In some replication projects with very large sample sizes, such as Many Labs, a minimum effect size might also need to be established to determine whether a finding has replicated because the extremely high statistical power will mean that even tiny effects are statistically significant. In our case this isn’t likely to be necessary because, unless the original study was underpowered, the statistical power of our studies will not be dramatically larger than that of the original study.
In our replication pre-registrations, we define what statistical results we would count as replicating the original findings.
What does the replicability rating mean?
With this understanding of how the replicability rating is constructed, how should it be interpreted?
If a study has a high replicability rating, that means that conducting the same experiment and performing the same analyses on the newly collected data generated results that were largely consistent with the findings of the original paper.
If a study has a low replicability rating, it means that a large number of the results in the replication study were not consistent with the findings reported in the original study. This means that the level of confidence a person should have that the original hypotheses are correct should be reduced.
A low replicability rating for a study does not mean that the original researchers did something wrong. A study that is well-designed, properly conducted, and correctly analyzed will sometimes generate results that do not replicate. Even the best research has some chance of being a false positive. When that happens, researchers have the opportunity to incorporate the results from the replication into their understanding of the questions under study and to use those results to aid in their future investigations. It’s also possible that we will obtain a false negative result in a replication study (no study has 100% power to detect an effect).
The replicability rating also does not evaluate the validity of the original experiment as a test of the theory being presented, or whether the analyses chosen were the best analyses to test the hypotheses. Questions about the validity, generalizability, and appropriateness of the analyses are addressed in our “clarity” rating, not our “replicability” rating.

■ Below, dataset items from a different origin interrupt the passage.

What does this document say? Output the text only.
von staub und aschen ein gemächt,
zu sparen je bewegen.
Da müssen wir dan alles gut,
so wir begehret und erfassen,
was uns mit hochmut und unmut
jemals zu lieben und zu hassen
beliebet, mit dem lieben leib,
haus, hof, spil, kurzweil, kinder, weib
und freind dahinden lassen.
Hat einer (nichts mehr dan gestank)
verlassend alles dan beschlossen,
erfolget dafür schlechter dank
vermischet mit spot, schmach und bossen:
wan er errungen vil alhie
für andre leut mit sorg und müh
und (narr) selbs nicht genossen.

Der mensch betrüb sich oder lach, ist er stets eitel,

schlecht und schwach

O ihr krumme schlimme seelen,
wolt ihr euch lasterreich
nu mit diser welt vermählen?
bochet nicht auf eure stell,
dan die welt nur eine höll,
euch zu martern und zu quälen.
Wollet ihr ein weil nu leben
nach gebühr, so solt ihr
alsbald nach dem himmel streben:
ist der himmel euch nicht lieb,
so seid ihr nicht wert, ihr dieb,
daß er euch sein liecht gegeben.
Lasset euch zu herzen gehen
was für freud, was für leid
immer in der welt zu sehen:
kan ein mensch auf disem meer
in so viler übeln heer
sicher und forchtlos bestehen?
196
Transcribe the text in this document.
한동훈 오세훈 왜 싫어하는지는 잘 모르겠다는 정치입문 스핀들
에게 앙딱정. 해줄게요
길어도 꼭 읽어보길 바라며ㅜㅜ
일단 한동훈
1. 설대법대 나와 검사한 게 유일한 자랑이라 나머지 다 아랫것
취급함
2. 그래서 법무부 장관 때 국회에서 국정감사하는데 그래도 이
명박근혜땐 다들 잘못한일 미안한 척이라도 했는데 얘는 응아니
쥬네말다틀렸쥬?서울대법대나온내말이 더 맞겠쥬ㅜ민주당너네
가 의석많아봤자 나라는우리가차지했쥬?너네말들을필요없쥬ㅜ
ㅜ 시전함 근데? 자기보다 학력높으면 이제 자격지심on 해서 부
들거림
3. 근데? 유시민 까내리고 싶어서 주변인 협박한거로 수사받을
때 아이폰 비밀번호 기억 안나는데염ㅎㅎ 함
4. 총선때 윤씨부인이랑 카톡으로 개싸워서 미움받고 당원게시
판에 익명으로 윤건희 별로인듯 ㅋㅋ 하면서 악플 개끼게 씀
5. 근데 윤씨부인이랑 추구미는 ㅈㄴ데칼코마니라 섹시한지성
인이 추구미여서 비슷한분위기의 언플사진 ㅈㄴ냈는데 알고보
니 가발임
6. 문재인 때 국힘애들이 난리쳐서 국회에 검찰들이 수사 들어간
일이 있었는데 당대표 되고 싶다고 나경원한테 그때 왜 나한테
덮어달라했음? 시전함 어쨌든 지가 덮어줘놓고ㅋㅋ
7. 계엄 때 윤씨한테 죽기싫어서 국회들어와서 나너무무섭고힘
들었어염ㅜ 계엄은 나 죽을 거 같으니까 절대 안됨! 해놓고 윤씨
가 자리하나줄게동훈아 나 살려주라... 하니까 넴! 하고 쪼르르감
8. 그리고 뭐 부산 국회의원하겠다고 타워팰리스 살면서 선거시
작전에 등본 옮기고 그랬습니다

For these reasons, we encourage looking at the replicability rating in the context of the transparency and clarity ratings to get a more complete picture of the study being evaluated. For example, if a study with a high replicability rating received a low transparency rating, then the study didn’t use open science best practices, which means that we may not have had access to all the original materials needed to replicate the study accurately. Or in the case of a study with a high replicability rating, but a low clarity rating, we can infer that the experimental protocol generates consistent results, but that there may be questions about what those results should be understood to mean.
As we conduct more replications, we expect to learn from the process. Hence, our procedures (including those mentioned in this article) may change over time as we discover flaws in our process and improve it.
By rigorously evaluating studies using these three criteria (“transparency,” “replicability,” and “clarity”), we aim to encourage and reward the publication of reliable research results that people can be highly confident in applying or building on in future research.